Social Media and Campaign 2012: Developments and Trends for Facebook Adoption – An Personal Lit Review

I’ve read a few papers by Girish J Gulati and Christine B Williams at Bentley University. Their work on social media adoption and Congress is super helpful to my work and I’m seeing some interesting themes with Congress and trends within technology through their work.

In this paper, Gulati and Williams look into the adoption of Facebook as a political platform in Congressional campaigns, with a diffusion of innovation lens. They find that there is no difference between Republicans and Democrats in their adoption. However there are certain trends in reasons for adoption that change each year.

Important Facts:

By 2010, 92% of major party candidates adopted websites. 3/4s of those candidates had a social media site like FB, Twitter, and Youtube

In 2006, Facebook launched a section called “Election Pulse” for generic political profiles for candidates

In 2007, Facebook gave political candidates pages instead of profiles

In 1998, Early adopters of homepages on the world wide web tended to be Republicans, Young Legislators, and Reps from electorally marginal districts (Alder et al, 1998)

When the websites for campaigns first emerged, citizen access correlated to campaign website adoption. Thats most likely because they candidates wanted to match the constituency use of technology.
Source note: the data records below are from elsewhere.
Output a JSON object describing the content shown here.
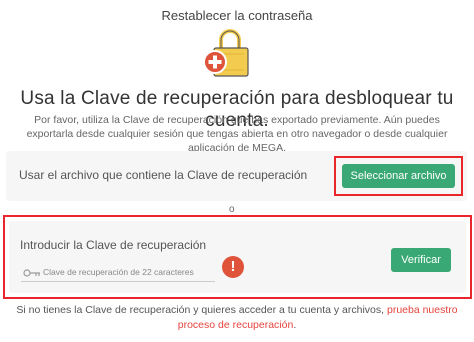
{
  "page": {
    "title": "Restablecer la contraseña",
    "headline": "Usa la Clave de recuperación para desbloquear tu cuenta.",
    "description": "Por favor, utiliza la Clave de recuperación que has exportado previamente. Aún puedes exportarla desde cualquier sesión que tengas abierta en otro navegador o desde cualquier aplicación de MEGA."
  },
  "file_option": {
    "label": "Usar el archivo que contiene la Clave de recuperación",
    "button_label": "Seleccionar archivo"
  },
  "separator": "o",
  "manual_option": {
    "label": "Introducir la Clave de recuperación",
    "input_placeholder": "Clave de recuperación de 22 caracteres",
    "warning_symbol": "!",
    "button_label": "Verificar"
  },
  "footer": {
    "text": "Si no tienes la Clave de recuperación y quieres acceder a tu cuenta y archivos, ",
    "link_label": "prueba nuestro proceso de recuperación",
    "end": "."
  },
  "colors": {
    "accent_green": "#3aa874",
    "highlight_red": "#e8262c",
    "warning": "#e0533b",
    "link": "#e5443e",
    "lock_yellow": "#f3cc4f"
  },
  "icons": {
    "lock": "lock-with-plus-icon",
    "key": "key-icon",
    "warning": "exclamation-icon"
  }
}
However, that has now changed. However, now a days constituency factors like citizen access don’t seem to correlate to adoption, because now everyone is using it. Instead, strategic factors became key drivers of adoption.

Financial resources became the most important predictor of adoption in 2012.

Once again, this is a study about campaign strategy. However it seems logical that any adoption of technology in campaigns will overlap to the use of technology within Congress, no? So this paper is helpful at situating some forms of adoption.

What this paper does not do is look in the whys and hows. Why has this adoption spread? Because citizens are more online? And how it effected or not effected communication with the constituency they are running for?

This paper has some useful quantitative tools and a nice timeline of adoption, but I’m still curious to know the impact of such adoption on candidacy and subsequent use of technology in office.